|Soon to be no pie.|
Q: What do you get when one woman eats her body weight in pudding and mashed potatoes?
A: A lot of smeared mascara and motivation to do absolutely nothing of merit. Be glad this blog doesn't lean heavily on pictures of the author, because I walked by the mirror this morning and swore I'd seen more pulled together looks on animals still inhabiting the vicinity of Chernobyl.
So, the name of the game is recovery today, but that doesn't mean I can't contribute to the madness of Black Friday, from the confines of the Split level, safely eating the rest of the pie. As it happens, At Least My Belly Hides My Cankles now has a matte cover.

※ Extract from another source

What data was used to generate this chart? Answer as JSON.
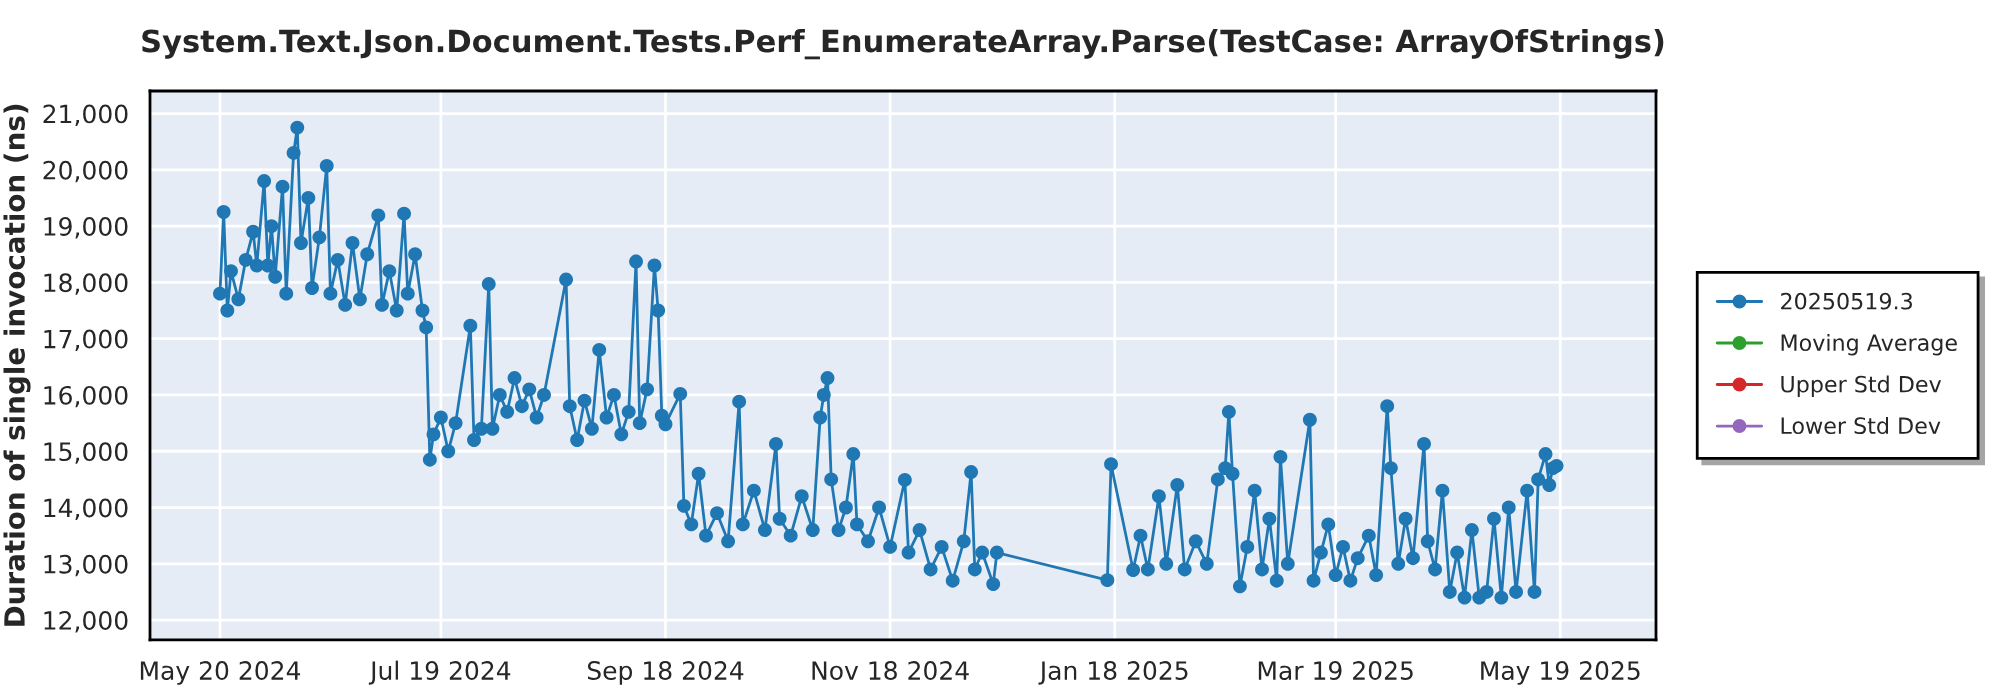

"But, Paige, what does this mean for me? And why are you distracting me with stupid sentences when I could be laying on the couch with a fork and the last of the stuffing?"
I'll tell you.
First of all, it means that if you have a Cankles with a shiny cover, you're now the proud (maybe) owner of a limited edition book.

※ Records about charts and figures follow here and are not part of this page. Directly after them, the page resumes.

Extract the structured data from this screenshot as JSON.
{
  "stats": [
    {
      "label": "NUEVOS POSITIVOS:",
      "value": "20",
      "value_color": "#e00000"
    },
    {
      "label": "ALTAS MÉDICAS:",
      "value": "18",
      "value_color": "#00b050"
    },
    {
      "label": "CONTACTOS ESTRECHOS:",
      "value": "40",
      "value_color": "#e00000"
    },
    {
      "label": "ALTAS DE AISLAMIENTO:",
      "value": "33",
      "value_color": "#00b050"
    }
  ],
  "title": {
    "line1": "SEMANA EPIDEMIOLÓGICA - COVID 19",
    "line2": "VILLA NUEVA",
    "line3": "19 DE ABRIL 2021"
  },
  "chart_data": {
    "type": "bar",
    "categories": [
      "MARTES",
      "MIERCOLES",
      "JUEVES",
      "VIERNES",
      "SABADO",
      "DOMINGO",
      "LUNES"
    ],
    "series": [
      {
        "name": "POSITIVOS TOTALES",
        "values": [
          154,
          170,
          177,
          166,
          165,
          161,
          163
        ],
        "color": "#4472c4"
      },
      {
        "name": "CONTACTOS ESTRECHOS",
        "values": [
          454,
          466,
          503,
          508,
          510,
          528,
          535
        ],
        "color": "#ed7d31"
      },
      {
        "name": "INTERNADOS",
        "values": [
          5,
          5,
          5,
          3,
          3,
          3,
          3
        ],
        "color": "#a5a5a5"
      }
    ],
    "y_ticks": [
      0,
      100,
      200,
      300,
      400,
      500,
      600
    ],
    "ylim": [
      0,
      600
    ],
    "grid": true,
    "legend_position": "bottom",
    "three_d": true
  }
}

Secondly, it means I'm giving away a copy here on the blog this weekend. Keep it for yourself, give it to a friend for Christmas or Hanukkah, use it as a cooling rack for pies just out of the oven.*
I'm sorry this news isn't more exciting. I was going to give you the last of the apple cider too, but I poured it over cinnamon whiskey and drank the whole thing last night. Such is life. I hope everyone had a fantastic holiday, but now's the time for pulling the baby out from under the coffee table and brewing the afternoon coffee.
*Pie may also melt and adhere to cover of book. However, this may contribute positively to the reading/eating experience. If it works out, feel free to trademark the "Pie Book". I know it's my idea, but I don't have the energy to see it through to the end.